Hello, let me introduce myself first..
For the first 30 years of my life, everything was smooth and worry-free. I was my parents’ most beloved child, found my true love in college, and happily married him after graduation.
At work, I was my boss’s most valued employee. Whenever I was in charge of a project, colleagues would inevitably say, “Oh, then I’m totally at ease.” I was constantly named “Employee of the Year,” with generous bonuses every year.
Later, I started my own business. Within just three months, I had broken into the market and started making money. By the fifth month, I was earning twice my previous salary. Growth was steady month after month. Right when the business needed more hands, I serendipitously met an amazing partner, and the company reached a whole new level.

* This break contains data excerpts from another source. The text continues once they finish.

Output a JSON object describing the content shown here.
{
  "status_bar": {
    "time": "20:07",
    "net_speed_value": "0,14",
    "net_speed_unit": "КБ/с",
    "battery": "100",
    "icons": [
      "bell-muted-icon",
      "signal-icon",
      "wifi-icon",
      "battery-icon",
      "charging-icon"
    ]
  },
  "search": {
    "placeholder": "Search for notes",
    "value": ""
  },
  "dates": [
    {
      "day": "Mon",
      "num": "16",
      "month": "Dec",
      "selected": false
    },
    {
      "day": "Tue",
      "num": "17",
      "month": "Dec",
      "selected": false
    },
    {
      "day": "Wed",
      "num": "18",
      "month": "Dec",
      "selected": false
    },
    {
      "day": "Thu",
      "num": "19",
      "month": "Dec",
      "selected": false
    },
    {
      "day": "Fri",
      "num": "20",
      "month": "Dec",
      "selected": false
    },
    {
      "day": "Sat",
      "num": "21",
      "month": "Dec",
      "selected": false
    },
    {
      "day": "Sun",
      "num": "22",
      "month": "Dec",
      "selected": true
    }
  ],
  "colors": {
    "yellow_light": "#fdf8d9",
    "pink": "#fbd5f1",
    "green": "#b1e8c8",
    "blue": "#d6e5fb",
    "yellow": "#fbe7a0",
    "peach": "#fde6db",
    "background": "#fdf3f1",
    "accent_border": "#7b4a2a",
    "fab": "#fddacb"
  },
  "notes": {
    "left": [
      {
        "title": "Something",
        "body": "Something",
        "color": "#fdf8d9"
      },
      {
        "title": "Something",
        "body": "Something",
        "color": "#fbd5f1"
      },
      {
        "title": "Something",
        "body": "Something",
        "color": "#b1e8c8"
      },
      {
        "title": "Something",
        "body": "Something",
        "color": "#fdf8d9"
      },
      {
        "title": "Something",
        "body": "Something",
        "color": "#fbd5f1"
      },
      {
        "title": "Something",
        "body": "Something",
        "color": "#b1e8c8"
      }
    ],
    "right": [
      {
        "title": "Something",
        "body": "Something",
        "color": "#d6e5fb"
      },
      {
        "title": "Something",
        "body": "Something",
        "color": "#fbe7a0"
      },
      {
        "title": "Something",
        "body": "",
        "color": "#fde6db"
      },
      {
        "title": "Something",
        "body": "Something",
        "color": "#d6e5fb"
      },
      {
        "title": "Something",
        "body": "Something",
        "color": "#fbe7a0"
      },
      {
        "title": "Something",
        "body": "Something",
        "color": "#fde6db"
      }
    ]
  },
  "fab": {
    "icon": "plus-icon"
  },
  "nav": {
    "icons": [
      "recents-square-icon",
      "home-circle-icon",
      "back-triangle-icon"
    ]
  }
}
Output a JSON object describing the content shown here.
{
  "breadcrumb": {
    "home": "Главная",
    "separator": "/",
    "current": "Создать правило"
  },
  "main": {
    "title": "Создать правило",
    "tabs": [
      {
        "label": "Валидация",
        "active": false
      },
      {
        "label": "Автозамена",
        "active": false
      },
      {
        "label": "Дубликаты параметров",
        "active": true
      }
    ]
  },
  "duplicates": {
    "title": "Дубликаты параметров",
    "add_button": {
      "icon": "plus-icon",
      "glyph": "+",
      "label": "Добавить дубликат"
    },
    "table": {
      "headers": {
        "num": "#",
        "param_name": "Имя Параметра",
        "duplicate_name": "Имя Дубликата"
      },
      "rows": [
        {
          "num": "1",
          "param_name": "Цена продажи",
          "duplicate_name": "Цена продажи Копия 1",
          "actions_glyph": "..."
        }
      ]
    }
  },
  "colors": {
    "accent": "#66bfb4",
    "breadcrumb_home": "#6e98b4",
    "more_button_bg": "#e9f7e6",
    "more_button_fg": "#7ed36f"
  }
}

Really, it seemed like at every step, whatever I needed, a pair of hands would always place it right in front of me, just in time.
My Two Girls: Ellie & Mia
Meet Ellie, My Firstborn
In 2020, my husband and I decided to have a child. After trying for over a year, we finally got the news in 2021 that a little one was on the way. In 2022, we welcomed our first child, Ellie. She made me a mother.
She is utterly adorable—big eyes, rosy skin, chubby little hands. Every time I look at her, I can’t help but give her a kiss. She is pure joy, and I love her more each day.
But as a first-time mom, I faced unprecedented difficulties. The postpartum tearing wouldn’t heal, and the pain was excruciating. Clogged milk ducts made my breasts hard as rocks. The severe sleep deprivation… And what was even more crushing was that, with zero parenting experience, I was clueless when faced with her unexplained wailing, night terrors, refusal to nurse, constipation, diarrhea, fevers… I desperately searched online, longing for one accurate, truly useful answer!
It was during this time that I thought, once I make it through this “dark” path, I must leave a light on for other new moms.
And Then Came Mia
Ellie had just turned one when I got pregnant again. In 2024, we welcomed our second daughter, Mia.
Completely different from Ellie, Mia is a great eater and sleeper. Although she had her fussy moments in the first two months, starting almost from month three, she became super easygoing. She feeds on schedule, gradually sleeps through the night, loves her solid foods, and adapted quickly when I had to stop breastfeeding due to mastitis.
This made me realize just how vastly different babies can be! It made me even more determined to write about my experiences.
Why I Had to Start This Blog
The Catalyst: A Life Pivoted
After Mia was born, my business also began to decline sharply. I had no choice but to close it and become a full-time mom. My work no longer involves Excel and Word, but instead revolves around changing diapers, washing bottles, making baby food, and managing household chores…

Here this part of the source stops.